From Moerdijk, Classifying spaces and classifying topoi, page 22. Consider a right $G$-set $S$ with the discrete topology. Let $E$ be a principal $G$-bundle over the topological space $X$. One can construct another principal $G$-bundle $S\otimes_G E$ as the quotient of $S\times E$ by the equivalence relation $(s\cdot g,e)\sim(s, g\cdot e)$. Moreover, one can construct another right $G$-set substituting $E$ by the set $\tilde G$, which is $G$ with the right multiplication action (but which, being $G$, supports also left multiplication and so the relation is well defined).
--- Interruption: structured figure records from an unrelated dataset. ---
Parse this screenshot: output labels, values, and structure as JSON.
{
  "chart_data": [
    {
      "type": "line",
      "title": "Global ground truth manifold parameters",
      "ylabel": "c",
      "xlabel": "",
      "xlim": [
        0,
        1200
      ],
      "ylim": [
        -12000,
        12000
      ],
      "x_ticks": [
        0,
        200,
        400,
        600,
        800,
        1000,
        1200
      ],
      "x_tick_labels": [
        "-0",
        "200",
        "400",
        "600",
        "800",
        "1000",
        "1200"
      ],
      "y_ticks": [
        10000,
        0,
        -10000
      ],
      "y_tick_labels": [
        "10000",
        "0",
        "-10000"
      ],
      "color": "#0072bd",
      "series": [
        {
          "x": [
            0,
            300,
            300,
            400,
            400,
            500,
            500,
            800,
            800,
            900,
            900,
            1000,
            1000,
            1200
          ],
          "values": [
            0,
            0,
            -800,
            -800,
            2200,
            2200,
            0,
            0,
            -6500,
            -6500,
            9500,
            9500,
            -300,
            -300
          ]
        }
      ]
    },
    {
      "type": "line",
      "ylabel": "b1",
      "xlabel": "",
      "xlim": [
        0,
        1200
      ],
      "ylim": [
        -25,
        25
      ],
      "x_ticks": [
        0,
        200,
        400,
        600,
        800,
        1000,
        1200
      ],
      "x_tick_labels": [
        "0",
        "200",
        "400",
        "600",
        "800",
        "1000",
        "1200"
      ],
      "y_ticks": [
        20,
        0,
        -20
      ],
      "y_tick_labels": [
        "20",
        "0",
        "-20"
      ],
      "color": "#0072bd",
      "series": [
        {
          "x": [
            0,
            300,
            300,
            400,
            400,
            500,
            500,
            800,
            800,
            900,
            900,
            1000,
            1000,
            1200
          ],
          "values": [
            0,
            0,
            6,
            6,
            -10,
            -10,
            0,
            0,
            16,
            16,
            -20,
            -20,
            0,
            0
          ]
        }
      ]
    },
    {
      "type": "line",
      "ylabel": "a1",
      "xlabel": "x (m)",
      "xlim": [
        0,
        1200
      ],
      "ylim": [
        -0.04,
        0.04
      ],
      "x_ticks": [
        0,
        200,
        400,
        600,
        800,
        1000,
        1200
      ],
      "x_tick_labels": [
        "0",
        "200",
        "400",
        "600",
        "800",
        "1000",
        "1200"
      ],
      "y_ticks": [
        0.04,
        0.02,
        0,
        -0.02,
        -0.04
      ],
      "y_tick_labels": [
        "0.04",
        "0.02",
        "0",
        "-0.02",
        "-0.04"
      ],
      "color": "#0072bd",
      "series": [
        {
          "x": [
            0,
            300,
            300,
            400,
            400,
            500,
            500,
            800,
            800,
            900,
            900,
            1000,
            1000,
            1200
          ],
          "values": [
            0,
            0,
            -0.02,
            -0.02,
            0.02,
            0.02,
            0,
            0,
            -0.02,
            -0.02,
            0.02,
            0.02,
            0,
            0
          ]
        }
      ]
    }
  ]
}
So consider an arbitrary topos morphism $f:Sh(X)\longrightarrow \mathcal BG$, where the domain is the topos of sheaves on $X$ and the codomain is the topos of right $G$-sets.
The aim is to prove that, for any $S$,
$$(S\otimes_G\tilde G)\otimes_G f^*(\tilde G)\cong f^*(S \otimes_G\tilde G);$$
from this it will follow that, since $S\otimes_G\tilde G\cong S$, then
$$S\otimes_G f^*(G)\cong f^*(S \otimes_G\tilde G)\cong f^*(S)$$
and so the functors $-\otimes_G f^*(G)$ and $f^*$ coincide.
Can someone give me a hint in order to prove the key isomorphism? I tried with universal properties, but I find some problems in dealing with maps from $G$-sets to sheaves, which are not very natural unless they are actually $f^*$...
Thank you in advance.
It's easier to just prove directly that $f^{\ast}(-)$ coincides with $(-) \otimes_G f^{\ast}(G)$. The point is that both of these functors are cocontinuous in their argument, and right $G$-sets is (freely) generated under colimits by $G$. So to show that they agree it suffices to show that they agree at $G$. Plugging in $G$ gives $f^{\ast}(G)$ and $G \otimes_G f^{\ast}(G) \cong f^{\ast}(G)$ respectively.